Life's a waste of time

gCM6b.jpg


Desta vez, deixo o Crispian Mills falar por mim:


 


There's something on my mind
but I don't want to talk about it,
I'm saying my goodbyes though we haven't begun to party

Oh baby, it's all a catastrophe,
Oh lover, it's not how it used to be.

I'm just a man who's battling with his mind.
One hundred and eight battles within the...

Minds forever changing what you began,
Life's a waste of time,
Minds forever changing what you began,
Battle with your mind.

There's magic in my eyes
but I don't want to look into it,
There's thunder in the skies
and I'm frightened of what it's doing.

Oh baby, it's all a catastrophe,
Oh lover, it's not how it used to be.

I'm just a man who's battling with his mind.
One hundred and eight battles within the...

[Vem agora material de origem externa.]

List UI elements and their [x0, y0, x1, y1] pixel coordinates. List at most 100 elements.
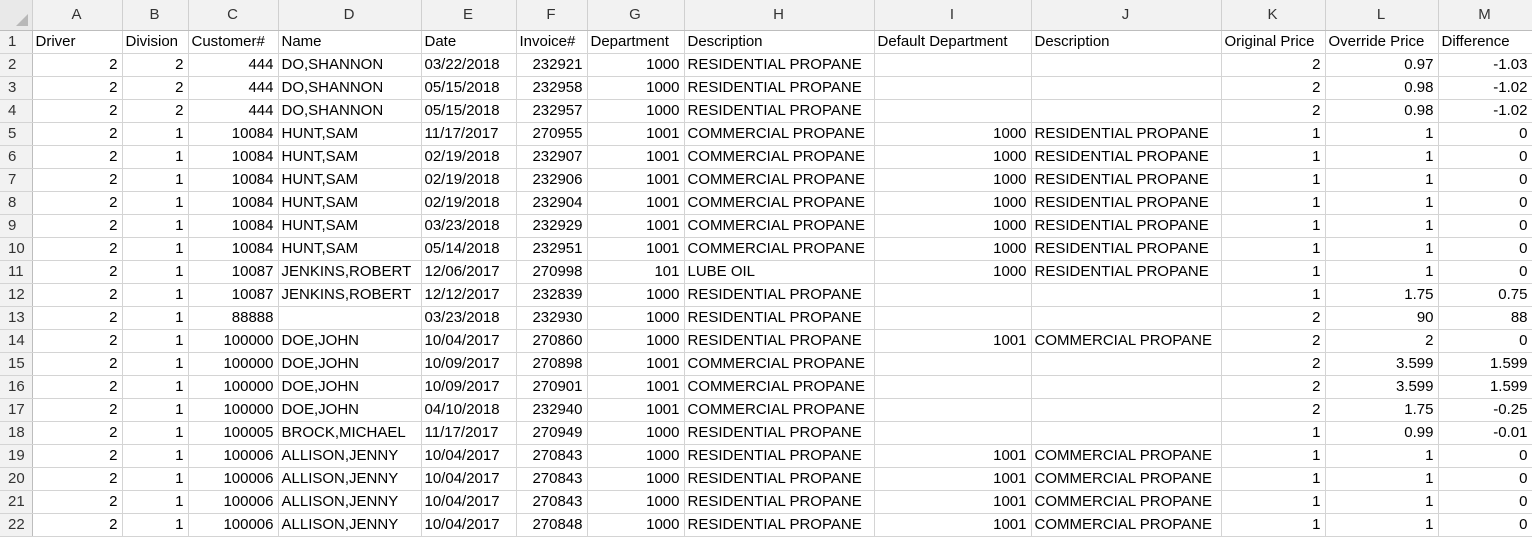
- cell[interactable]: COMMERCIAL PROPANE: [684, 191, 875, 215]
- cell[interactable]: BROCK,MICHAEL: [278, 421, 422, 445]
- cell[interactable]: RESIDENTIAL PROPANE: [1031, 145, 1222, 169]
- cell[interactable]: 270898: [516, 352, 588, 376]
- cell[interactable]: 02/19/2018: [421, 191, 517, 215]
- cell[interactable]: 270998: [516, 260, 588, 284]
- cell[interactable]: 88888: [188, 306, 279, 330]
- header-cell[interactable]: Driver: [32, 30, 123, 54]
- cell[interactable]: 1.75: [1325, 283, 1439, 307]
- cell[interactable]: 1: [1325, 168, 1439, 192]
- cell[interactable]: DOE,JOHN: [278, 375, 422, 399]
- cell[interactable]: -1.02: [1438, 76, 1532, 100]
- cell[interactable]: 1000: [587, 283, 685, 307]
- cell[interactable]: 1000: [587, 444, 685, 468]
- row-header[interactable]: 6: [0, 145, 33, 169]
- cell[interactable]: 0: [1438, 145, 1532, 169]
- cell[interactable]: 2: [32, 467, 123, 491]
- cell[interactable]: 0: [1438, 237, 1532, 261]
- header-cell[interactable]: Name: [278, 30, 422, 54]
- select-all-corner[interactable]: [0, 0, 33, 31]
- cell[interactable]: 0.97: [1325, 53, 1439, 77]
- cell[interactable]: 1: [1325, 145, 1439, 169]
- header-cell[interactable]: Default Department: [874, 30, 1032, 54]
- cell[interactable]: 1000: [874, 237, 1032, 261]
- cell[interactable]: 232930: [516, 306, 588, 330]
- cell[interactable]: 0.99: [1325, 421, 1439, 445]
- row-header[interactable]: 4: [0, 99, 33, 123]
- cell[interactable]: [874, 398, 1032, 422]
- cell[interactable]: COMMERCIAL PROPANE: [1031, 513, 1222, 537]
- cell[interactable]: 10087: [188, 260, 279, 284]
- cell[interactable]: 1: [1221, 214, 1326, 238]
- cell[interactable]: RESIDENTIAL PROPANE: [1031, 260, 1222, 284]
- cell[interactable]: 1000: [587, 306, 685, 330]
- cell[interactable]: 1: [122, 398, 189, 422]
- cell[interactable]: 270949: [516, 421, 588, 445]
- cell[interactable]: 444: [188, 53, 279, 77]
- cell[interactable]: 1001: [874, 467, 1032, 491]
- cell[interactable]: [1031, 76, 1222, 100]
- cell[interactable]: 02/19/2018: [421, 168, 517, 192]
- cell[interactable]: 1000: [587, 76, 685, 100]
- cell[interactable]: [1031, 306, 1222, 330]
- header-cell[interactable]: Original Price: [1221, 30, 1326, 54]
- cell[interactable]: 03/23/2018: [421, 214, 517, 238]
- cell[interactable]: 1: [122, 260, 189, 284]
- cell[interactable]: 2: [32, 260, 123, 284]
- cell[interactable]: 2: [32, 375, 123, 399]
- column-header-d[interactable]: D: [278, 0, 422, 31]
- cell[interactable]: 270843: [516, 490, 588, 514]
- cell[interactable]: [874, 53, 1032, 77]
- cell[interactable]: 2: [32, 513, 123, 537]
- cell[interactable]: 03/22/2018: [421, 53, 517, 77]
- cell[interactable]: 100006: [188, 444, 279, 468]
- cell[interactable]: 1: [122, 122, 189, 146]
- cell[interactable]: 1: [1325, 191, 1439, 215]
- cell[interactable]: 232904: [516, 191, 588, 215]
- cell[interactable]: 1001: [874, 444, 1032, 468]
- cell[interactable]: 1000: [874, 168, 1032, 192]
- cell[interactable]: [1031, 398, 1222, 422]
- cell[interactable]: 11/17/2017: [421, 421, 517, 445]
- cell[interactable]: JENKINS,ROBERT: [278, 260, 422, 284]
- cell[interactable]: 101: [587, 260, 685, 284]
- cell[interactable]: 1: [1325, 513, 1439, 537]
- row-header[interactable]: 2: [0, 53, 33, 77]
- cell[interactable]: 04/10/2018: [421, 398, 517, 422]
- cell[interactable]: DOE,JOHN: [278, 398, 422, 422]
- cell[interactable]: 1001: [587, 214, 685, 238]
- cell[interactable]: [1031, 421, 1222, 445]
- cell[interactable]: 2: [32, 145, 123, 169]
- cell[interactable]: 10084: [188, 214, 279, 238]
- cell[interactable]: 100000: [188, 352, 279, 376]
- cell[interactable]: 1001: [874, 490, 1032, 514]
- cell[interactable]: 2: [32, 122, 123, 146]
- cell[interactable]: 1.599: [1438, 352, 1532, 376]
- cell[interactable]: 2: [1221, 53, 1326, 77]
- cell[interactable]: 1001: [587, 168, 685, 192]
- cell[interactable]: 1: [1325, 467, 1439, 491]
- cell[interactable]: 1: [122, 283, 189, 307]
- cell[interactable]: 1000: [587, 329, 685, 353]
- cell[interactable]: 2: [32, 306, 123, 330]
- cell[interactable]: [874, 76, 1032, 100]
- cell[interactable]: 1: [122, 513, 189, 537]
- cell[interactable]: 100000: [188, 375, 279, 399]
- cell[interactable]: COMMERCIAL PROPANE: [1031, 490, 1222, 514]
- column-header-b[interactable]: B: [122, 0, 189, 31]
- cell[interactable]: 2: [1221, 375, 1326, 399]
- cell[interactable]: 1: [1221, 467, 1326, 491]
- cell[interactable]: 1: [1221, 260, 1326, 284]
- cell[interactable]: 11/17/2017: [421, 122, 517, 146]
- row-header[interactable]: 16: [0, 375, 33, 399]
- cell[interactable]: 100000: [188, 329, 279, 353]
- row-header[interactable]: 13: [0, 306, 33, 330]
- cell[interactable]: COMMERCIAL PROPANE: [1031, 329, 1222, 353]
- cell[interactable]: 0: [1438, 490, 1532, 514]
- header-cell[interactable]: Invoice#: [516, 30, 588, 54]
- cell[interactable]: [278, 306, 422, 330]
- cell[interactable]: 0.75: [1438, 283, 1532, 307]
- cell[interactable]: 2: [32, 76, 123, 100]
- row-header[interactable]: 19: [0, 444, 33, 468]
- cell[interactable]: [874, 375, 1032, 399]
- cell[interactable]: 1: [122, 191, 189, 215]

Minds forever changing what you began,
Life's a waste of time,
Minds forever changing what you began,
Battle with your mind.


(108 Battles - Kula Shaker- Pigs, pleasents and astronauts)


 


Ps. Os Kula Shaker são um daqueles fenómenos da música para os quais as palavras só atrapalham. Talvez por isso, sinto-me um felizardo por os não ter deixado passado ao meu lado rumo ao esquecimento. Para aqueles momentos em que nos apetece aceder a uma outra dimensão, psicadélica de preferência, com ou sem substâncias. Para chamarem por eles, basta dizer "Hey dude"!! 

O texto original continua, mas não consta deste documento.